Técnicos do Ministério da Justiça elaboraram uma nota em que apontam "diversos elementos" no projeto sobre abuso de autoridade que podem "inviabilizar tanto a atividade jurisdicional, do Ministério Público (MP) e da polícia, quanto as investigações que lhe precedem". O documento foi apresentado pelos funcionários da pasta comandada pelo ministro Sergio Moro no dia da votação do texto na Câmara, em uma reunião com o relator da matéria, deputado Ricardo Barros (PP-PR), e com parlamentares do Podemos, PSL, Cidadania e Novo.
O encontro ocorreu na gabinete do líder do governo na Casa, Major Vitor Hugo (PSL-GO). Os integrantes dessas siglas foram contrárias à proposta avalizada pela Câmara na quarta-feira (14) e enviada para sanção do presidente Jair Bolsonaro. O projeto endurece as punições por abuso de autoridade de agentes públicos, incluindo juízes, promotores e policiais.
O texto foi encaminhado para análise do Poder Executivo e Bolsonaro tem 15 dias para sancionar ou vetar o projeto, o que pode ser feito de forma integral ou parcial. A nota foi elaborada antes da votação na Câmara, mas contém argumentos que podem ser utilizados pelo presidente caso ele decida vetar dispositivos do projeto. Na nota técnica, o Ministério da Justiça lista pontos de discordância no texto e sugere supressões e alterações.
Um exemplo ocorreu na parte da redação que estabelece ser crime "constranger o preso ou detento" a exibir-se à curiosidade pública, submeter-se a situação vexatória ou produzir prova contra si mesmo ou contra terceiro.
A pasta defendeu que o dispositivo "é marcado por uma forte carga subjetiva que é capaz de prejudicar o exercício da atividade policial" e, por isso, pediu a remoção da expressão "redução de sua capacidade de resistência", que consta na redação final. Além disso, o ministério defendeu que fosse cortado o inciso que veda a produção de prova contra si mesmo ou contra terceiro.
A nota técnica do ministério de Sergio Moro também critica o artigo que penaliza o agente público que não se identifica ou apresenta uma identidade falsa ao preso na hora da sua captura. A pena também se aplica para interrogatórios. O Ministério da Justiça considerou que o dispositivo "deve, igualmente, ser rejeitado".

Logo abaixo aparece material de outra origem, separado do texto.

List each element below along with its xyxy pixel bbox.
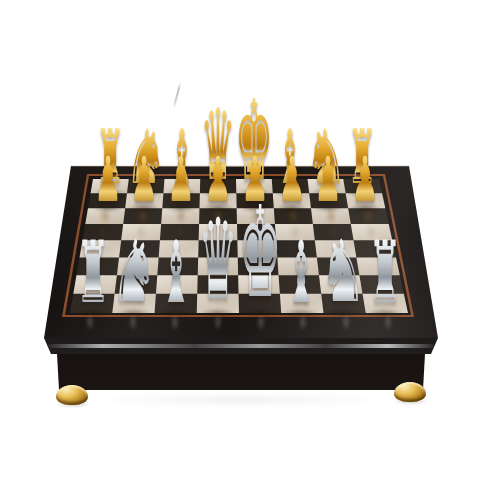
pawn-glyph: ♟ <box>278 148 306 210</box>
gold-pawn-g7[interactable]: ♟ <box>308 164 349 210</box>
pawn-glyph: ♟ <box>94 148 122 210</box>
right-gold-foot <box>394 382 426 402</box>
box-ground-shadow <box>80 396 400 404</box>
bishop-glyph: ♝ <box>286 229 318 315</box>
gold-pawn-c7[interactable]: ♟ <box>161 164 202 210</box>
chess-set-photo: ♜♞♝♛♚♝♞♜♟♟♟♟♟♟♟♟♜♞♝♛♚♝♞♜ <box>0 0 480 480</box>
bevel-specular-highlight <box>48 344 434 348</box>
pawn-glyph: ♟ <box>314 148 342 210</box>
silver-rook-h1[interactable]: ♜ <box>359 258 410 315</box>
pawn-glyph: ♟ <box>351 148 379 210</box>
gold-pawn-b7[interactable]: ♟ <box>124 164 165 210</box>
pawn-glyph: ♟ <box>130 148 158 210</box>
gold-pawn-a7[interactable]: ♟ <box>87 164 128 210</box>
left-gold-foot <box>56 385 88 405</box>
photo-hair-artifact <box>173 82 182 109</box>
gold-pawn-h7[interactable]: ♟ <box>345 164 386 210</box>
rook-glyph: ♜ <box>368 230 402 316</box>
pawn-glyph: ♟ <box>167 148 195 210</box>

— Eu mesmo queria fazer alterações, eu queria aumentar as penas. Eu acho que um a quatro anos é muito pouco, porque o estrago é muito grande quando essas instituições cometem abusos. Mas não pude mexer porque o acordo era não mexer no texto — disse o deputado Ricardo Barros à Folha de S.Paulo.
Barros argumenta que um eventual veto a esse trecho não deve ser derrubado pelos parlamentares porque o tema já é regulado por uma súmula vinculante do STF (Supremo Tribunal Federal). A nota técnica do Ministério da Justiça manifesta ainda oposição ao item que pune o ato de impedir, sem justa causa, a entrevista pessoal e reservada do preso com seu advogado.